Limit their screen time (TV, computer, phone).
Encourage their math skills with practical applications.  Some examples would be cooking, sewing, woodworking, robotics, or crafts at age appropriate levels.
 
Involve them in community service projects and extra -curricular activities that interest them.
Teach them to be responsible persons as well as independent learners.

While your children are enjoying all these activities, they are growing as a person.

When they reach high school (or maybe a year before), you can encourage them to start researching colleges that interest them and scholarships that may be available.

Just be aware:  a scholarship they find their freshman year of high school may not still be offered their senior year of high school.  

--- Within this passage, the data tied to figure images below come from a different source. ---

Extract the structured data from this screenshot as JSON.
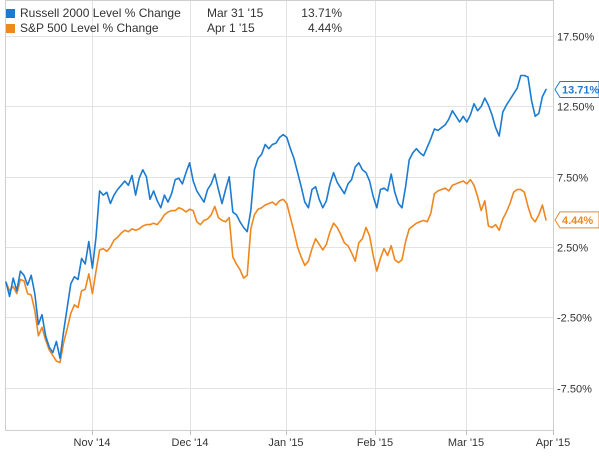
{
  "legend": {
    "items": [
      {
        "name": "Russell 2000 Level % Change",
        "date": "Mar 31 '15",
        "value": "13.71%",
        "color": "#1c7bd0"
      },
      {
        "name": "S&P 500 Level % Change",
        "date": "Apr 1 '15",
        "value": "4.44%",
        "color": "#f0861e"
      }
    ]
  },
  "chart_data": {
    "type": "line",
    "x_tick_labels": [
      "Nov '14",
      "Dec '14",
      "Jan '15",
      "Feb '15",
      "Mar '15",
      "Apr '15"
    ],
    "y_tick_labels": [
      "17.50%",
      "12.50%",
      "7.50%",
      "2.50%",
      "-2.50%",
      "-7.50%"
    ],
    "y_ticks": [
      17.5,
      12.5,
      7.5,
      2.5,
      -2.5,
      -7.5
    ],
    "ylim": [
      -10.5,
      20
    ],
    "grid": true,
    "legend_position": "top-left",
    "end_labels": [
      "13.71%",
      "4.44%"
    ],
    "series": [
      {
        "name": "Russell 2000 Level % Change",
        "color": "#1c7bd0",
        "values": [
          0.0,
          -1.0,
          0.3,
          -0.6,
          0.8,
          0.5,
          -0.2,
          0.5,
          -0.8,
          -3.0,
          -2.3,
          -3.8,
          -4.6,
          -5.0,
          -4.2,
          -5.4,
          -3.5,
          -1.8,
          -0.1,
          0.4,
          0.2,
          1.7,
          1.3,
          2.9,
          1.0,
          3.2,
          6.5,
          6.2,
          6.4,
          5.6,
          6.2,
          6.6,
          6.9,
          7.2,
          6.9,
          7.6,
          6.2,
          7.4,
          8.0,
          7.5,
          5.9,
          6.5,
          5.8,
          5.3,
          6.2,
          5.7,
          6.3,
          7.3,
          7.4,
          7.0,
          7.8,
          8.5,
          7.2,
          6.5,
          6.1,
          5.7,
          6.6,
          7.0,
          7.7,
          6.6,
          5.6,
          6.6,
          7.5,
          5.0,
          4.8,
          4.3,
          3.9,
          3.6,
          5.1,
          8.0,
          8.8,
          9.1,
          9.8,
          9.5,
          9.8,
          9.9,
          10.3,
          10.5,
          10.3,
          9.5,
          8.8,
          7.8,
          6.8,
          5.7,
          5.3,
          6.6,
          6.8,
          5.9,
          5.3,
          5.8,
          7.0,
          7.8,
          7.1,
          6.7,
          6.3,
          7.0,
          7.3,
          8.2,
          8.5,
          8.0,
          7.8,
          7.2,
          6.1,
          5.3,
          6.6,
          6.7,
          6.5,
          7.7,
          6.4,
          5.6,
          5.3,
          6.8,
          8.7,
          9.2,
          9.5,
          9.2,
          9.0,
          9.6,
          10.2,
          10.9,
          10.8,
          11.0,
          11.2,
          11.6,
          12.2,
          11.8,
          11.4,
          11.8,
          11.4,
          11.9,
          12.7,
          12.2,
          12.5,
          13.1,
          12.6,
          11.9,
          11.0,
          10.4,
          12.1,
          12.6,
          13.0,
          13.4,
          13.8,
          14.7,
          14.7,
          14.6,
          12.9,
          11.8,
          12.0,
          13.2,
          13.71
        ]
      },
      {
        "name": "S&P 500 Level % Change",
        "color": "#f0861e",
        "values": [
          0.0,
          -0.6,
          -0.3,
          -0.8,
          0.2,
          0.1,
          -0.8,
          -0.9,
          -2.0,
          -3.8,
          -3.2,
          -4.1,
          -4.8,
          -5.2,
          -5.6,
          -5.7,
          -4.3,
          -3.3,
          -2.2,
          -1.6,
          -1.8,
          -0.6,
          -0.5,
          0.6,
          -0.8,
          0.8,
          2.3,
          2.4,
          2.2,
          2.5,
          3.0,
          3.2,
          3.5,
          3.7,
          3.6,
          3.8,
          3.7,
          3.8,
          4.0,
          4.1,
          4.1,
          4.2,
          4.1,
          4.4,
          4.8,
          5.0,
          5.1,
          5.1,
          5.3,
          5.2,
          5.0,
          5.2,
          5.1,
          4.3,
          4.1,
          4.4,
          4.5,
          4.8,
          5.4,
          4.6,
          4.4,
          4.3,
          4.6,
          1.8,
          1.3,
          0.9,
          0.3,
          0.5,
          3.8,
          4.8,
          5.2,
          5.3,
          5.5,
          5.6,
          5.7,
          5.5,
          5.8,
          5.9,
          5.6,
          4.6,
          3.6,
          2.5,
          1.8,
          1.2,
          1.5,
          2.4,
          3.1,
          2.7,
          2.3,
          2.7,
          3.6,
          4.2,
          3.9,
          3.4,
          2.8,
          2.6,
          2.1,
          1.5,
          2.8,
          3.1,
          3.9,
          3.3,
          1.9,
          0.8,
          1.7,
          2.4,
          1.9,
          2.6,
          1.6,
          1.4,
          1.6,
          2.9,
          3.8,
          4.0,
          4.2,
          4.3,
          4.4,
          4.3,
          4.9,
          6.3,
          6.5,
          6.6,
          6.7,
          6.5,
          6.9,
          7.0,
          7.1,
          7.2,
          7.0,
          7.3,
          6.9,
          6.1,
          5.1,
          5.8,
          4.0,
          3.9,
          4.1,
          3.7,
          4.5,
          5.0,
          5.6,
          6.4,
          6.6,
          6.6,
          6.4,
          5.4,
          4.6,
          4.3,
          4.8,
          5.5,
          4.44
        ]
      }
    ]
  }
}
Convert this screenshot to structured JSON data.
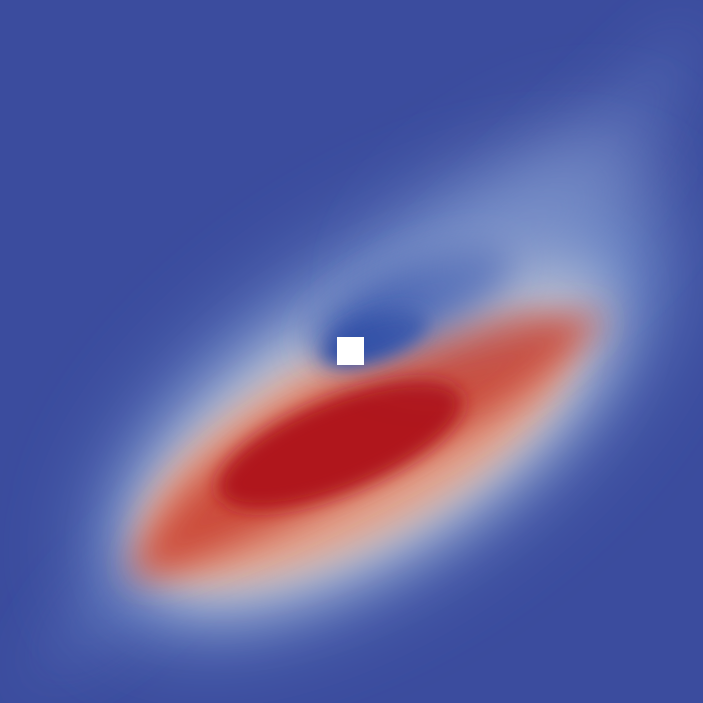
{
  "colormap": {
    "name": "cool-to-warm",
    "low": "#3b4c9e",
    "mid_low": "#6f8dcc",
    "mid": "#c9ccd6",
    "mid_high": "#d8714f",
    "high": "#b0161f"
  },
  "obstacle": {
    "color": "#ffffff"
  }
}
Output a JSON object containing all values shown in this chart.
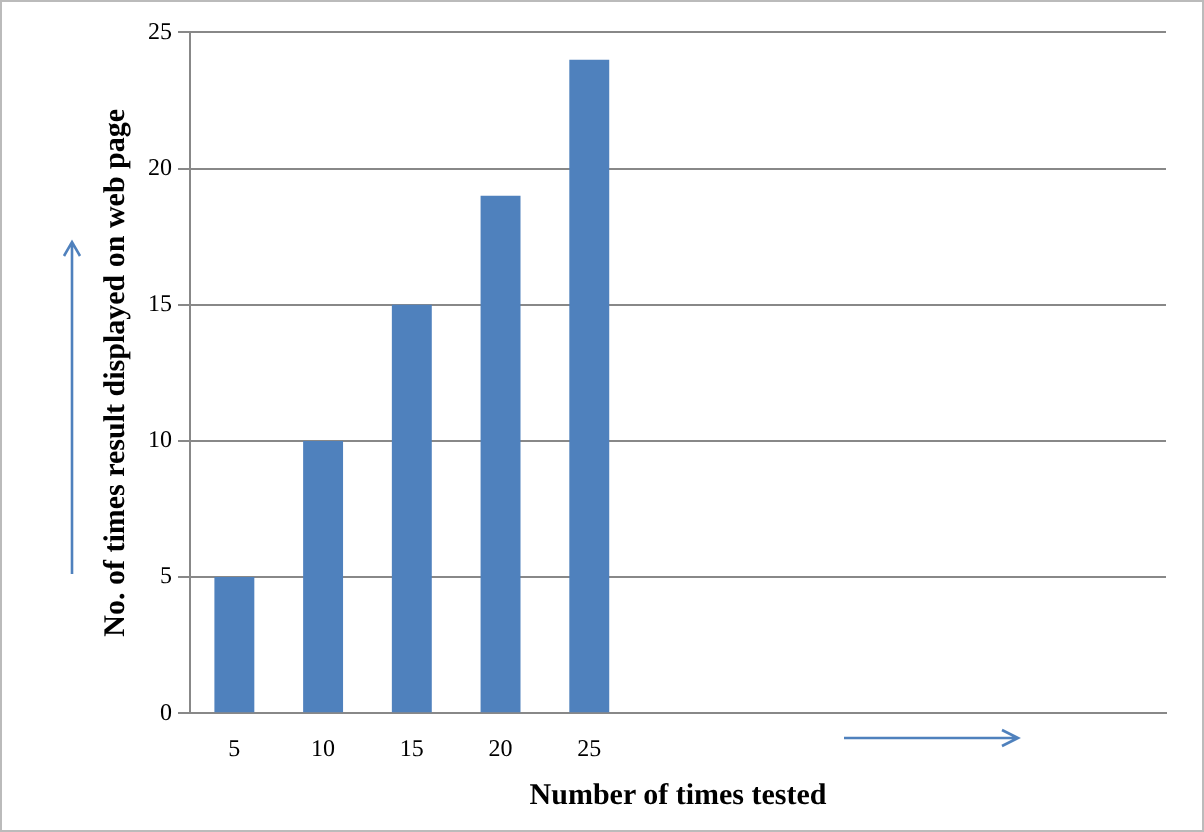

While the author of the website that triggered this rant blog post says that Junior year is too late, I say, for some things, it is just right.  Pre-school is too early!

The author of the blog does have some helpful information on her website for students who are in high school.  I don't know the current age of her children, but to her I say:  Be smart, not scared.

Are you scared about college planning?  When do you think is a good time to start planning?